Control. Something that I have been struggling with lately. I find that often times our need and want to be in control of whatever comes our way makes things even more chaotic. I am the type of person who doesn’t like spontaneity too much when it comes to things that need concrete answers, but then I realized that life in itself is a big spontaneous journey.
We all have ideas of who we want to become, how we are going to work towards that but realistically, none of us has a concrete indication that shows that what we envision will come to fruition.
Now, I do not mean this in a pessimistic way, but I think we all have heard the saying, “When we plan, God laughs”. Same story here.
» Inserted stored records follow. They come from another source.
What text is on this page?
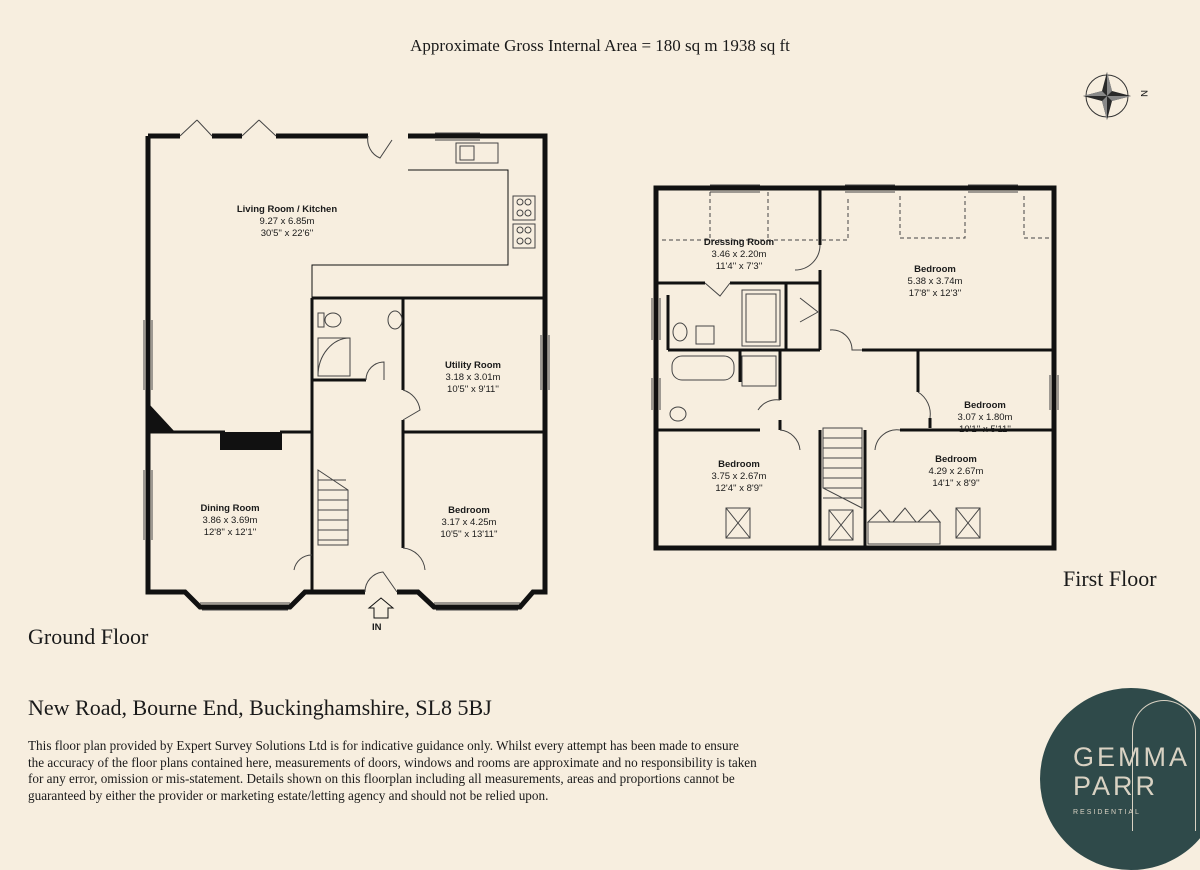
Approximate Gross Internal Area = 180 sq m 1938 sq ft
N
Living Room / Kitchen
9.27 x 6.85m
30'5'' x 22'6''
Utility Room
3.18 x 3.01m
10'5'' x 9'11''
Dining Room
3.86 x 3.69m
12'8'' x 12'1''
Bedroom
3.17 x 4.25m
10'5'' x 13'11''
Dressing Room
3.46 x 2.20m
11'4'' x 7'3''	Bedroom
5.38 x 3.74m
17'8'' x 12'3''
Bedroom
3.07 x 1.80m
10'1'' x 5'11''
Bedroom
3.75 x 2.67m
12'4'' x 8'9''
Bedroom
4.29 x 2.67m
14'1'' x 8'9''
IN
Ground Floor
First Floor
New Road, Bourne End, Buckinghamshire, SL8 5BJ
This floor plan provided by Expert Survey Solutions Ltd is for indicative guidance only. Whilst every attempt has been made to ensure the accuracy of the floor plans contained here, measurements of doors, windows and rooms are approximate and no responsibility is taken for any error, omission or mis-statement. Details shown on this floorplan including all measurements, areas and proportions cannot be guaranteed by either the provider or marketing estate/letting agency and should not be relied upon.
GEMMA
PARR
RESIDENTIAL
Lately I have been in a funk. A funk where I essentially felt like I was slowly losing control of the things that I feel I should have some form of control over. I felt as though things were not moving at the pace, I desired them to be, let alone even coming to fruition itself. I was feeling disappointed in myself and I got distracted with this one event, that I forgot all the other things that could possibly go right from something that has gone wrong. I feel as though often times we are disillusioned by control, because of the idea we uphold thinking that things need to be going according to plan and personal desire, otherwise all is not well. This disillusion has been where my mind has been caught up for quite a while now.
In the midst of all this chaos, I continuously tried to find a way to fix things and essentially get my plans back on course and moving according to how I envisioned it. No matter what I tried to fix things or to distract myself, the disappointment I had in myself just kept growing. At some point I asked myself, “What’s the point of all this?” I continuously asked myself this question, until it got to a point of me choosing to quite literally, let go and let God. This moment obviously came at a time where I was emotionally and mentally tired of trying to regain control of things.
So what’s my point? Don’t get too attached to having a sense of control over all things. If you’re like me and believe in God, accept that His plan is grander than any sense of control you may want to have. If you don’t believe in God, know that control is kind of like a drug. When misused, you’ll find yourself in tough mental and emotional positions. Attempting to have control of all things will place an unnecessary burden on your shoulders. It should be more about direction and less about control.